I have just finished a book called The Spirit Catches You and You Fall Down by Anne Fadiman. It is a true story about a Hmong child with epilepsy who was born in California twenty-five years ago. The child does not receive appropriate medical care because her parents do not understand the doctors and the doctors do not understand the parents. The parents do not speak English, but even if they did, the doctors would not have really understood them because the Hmong culture was so completely foreign to them.
For example, the Hmong believe that the human soul is like a shadow that does not always stay with a person, but takes flight as easily as a butterfly. They also believe that when a soul wanders away from someone, that person will feel sad or sick. When the soul returns, the person will feel well again. The family in the story believes that their daughter has seizures when she is separated from her soul. They want to explain this to her doctors, but they don’t know how to do so.
Most of the Hmong in America spent some time in refugee camps when they were forced from Laos after the Vietnam War. The doctors there often treated the sick with antibiotics, which were sometimes successful. By the time the Hmong arrived in the United States some had learned to trust western doctors enough to seek their medical help, usually hoping to get the short course of antibiotics that had helped them when they were refugees, regardless of their current medical complaint. At the same time, most Hmong held tight to their belief that the sickness was caused by the loss of the shadow-like soul. Hmong families were willing to hedge their bets by seeing a western doctor, but they did not abandon their traditional attempts to reunite the patient with his or her lost soul.
The Hmong use the word “neeb” to mean healing power. It is pronounced “neng.” The final “b” is included in the written form only to indicate in which tone the word should be spoken. The word comes from “ua neeb kho,” which is a ritual performed by a shaman. In the healing ritual, or neeb, an animal is sacrificed and the soul of the sacrificial animal is traded for the wandering soul of the sick person. Different sicknesses require the sacrifice of different animals, including chickens, pigs and cows. Some sicknesses require the sacrifice of a dog, which has created much anxiety among American pet owners in Hmong neighborhoods and has been the source of racist jokes.
“What is the name of the Hmong cookbook?”
“I don’t know.”
“101 Ways to Wok Your Dog.”
The family in the book had several neebs performed on their daughter’s behalf. They wanted to explain the neeb’s importance to their daughter’s doctors, but they were unable to do so. Meanwhile, the American doctors were unable to communicate the importance of correctly administered anti-seizure medications to the Hmong parents.

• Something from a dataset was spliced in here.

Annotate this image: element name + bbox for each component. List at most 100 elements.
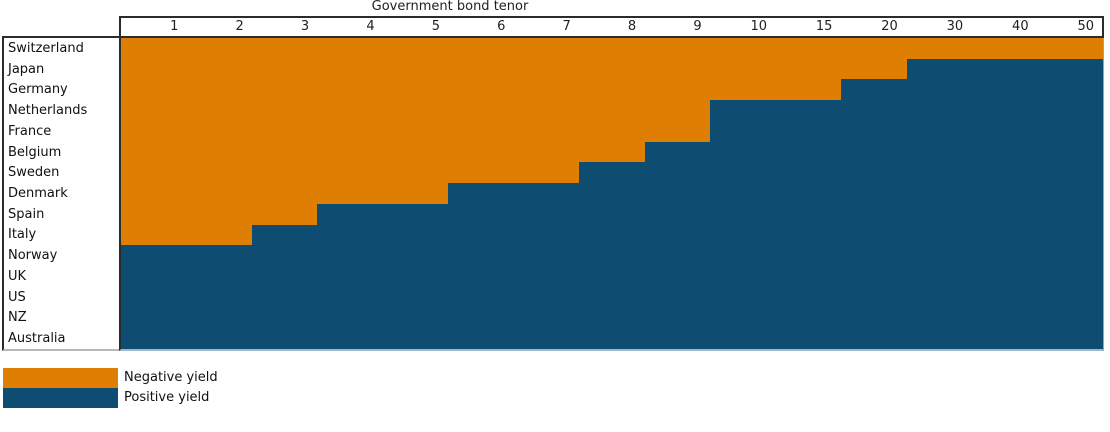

We learned about pagan practices and ritual sacrifices such as the neeb when I was in grade school. I brought part of my allowance to school each week to rescue the poor, pagan babies in Africa from such a life. Every $5 that we collected purchased a Catholic Baptism for one of these children and allowed us to give him or her a Christian name. My friend, Vicki, contributed so much money to the mission box that she believed there were little girls all over Africa answering to the name of Victoria Rose.
Never did I imagine that these poor, pagan babies would some day become a part of my American world or that my desire to convert them would be replaced with a desire to understand them. One of the largest settlements of Hmong refugees in America is now in the Twin Cities. A Hmong family moved into the house next door to ours two summers ago and lived there for a short time. A Hmong boy attends school with my daughter, Somer. Sister Michaelene, the third-grade teacher who I considered to be omniscient, collected our quarters for the missions without preparing us for these eventualities because she did not see them coming any more than we did.
As more and more Hmongs become Hmong Americans, words like neeb will find their way into our language, our consciousness and our dictionaries. They will challenge our way of looking at the world. They will help us to understand each other. We can hope that they will teach us to avoid repeating the sad chain of events that affected the life and family of a poor, pagan epileptic Hmong child born in California twenty-five years ago.
The Spirit Catches You and You Fall Down sometimes reads a bit like a history book, but it's interesting history and I highly recommend it. Published in 1997, it is a winner of the National Book Critics Circle Award. I do not recognize the other non-fiction books that have won this award, but the fiction winners include All the Pretty Horses, A Thousand Acres (a personal favorite of mine) and Atonement.
P.S. Neeb is not YET a Scrabble word, but it does remind me of some words that are.
1. nee: born with the name of (feminine). Example: My gramma is Loretta Pelletier, nee Reinert.
2. ne: born with the name of (masculine). My cousin, Joan, played this one against me in Tucson last week. Example: My brother-in-law, Peter Somers, ne Stenzel, thinks he invented Platers (See: Platers).
3. neb: the beak of a bird. I remember this one because it is like the French word for nose: nez, and a stereotypical French nose can look somewhat like a beak.
4. n00b: someone who is new to a website or game, especially an on-line game. It can also be spelled noob and is short for newcomer or newbie. Newcomer and newbie are in the dictionary; n00b and noob are not in the dictionary YET.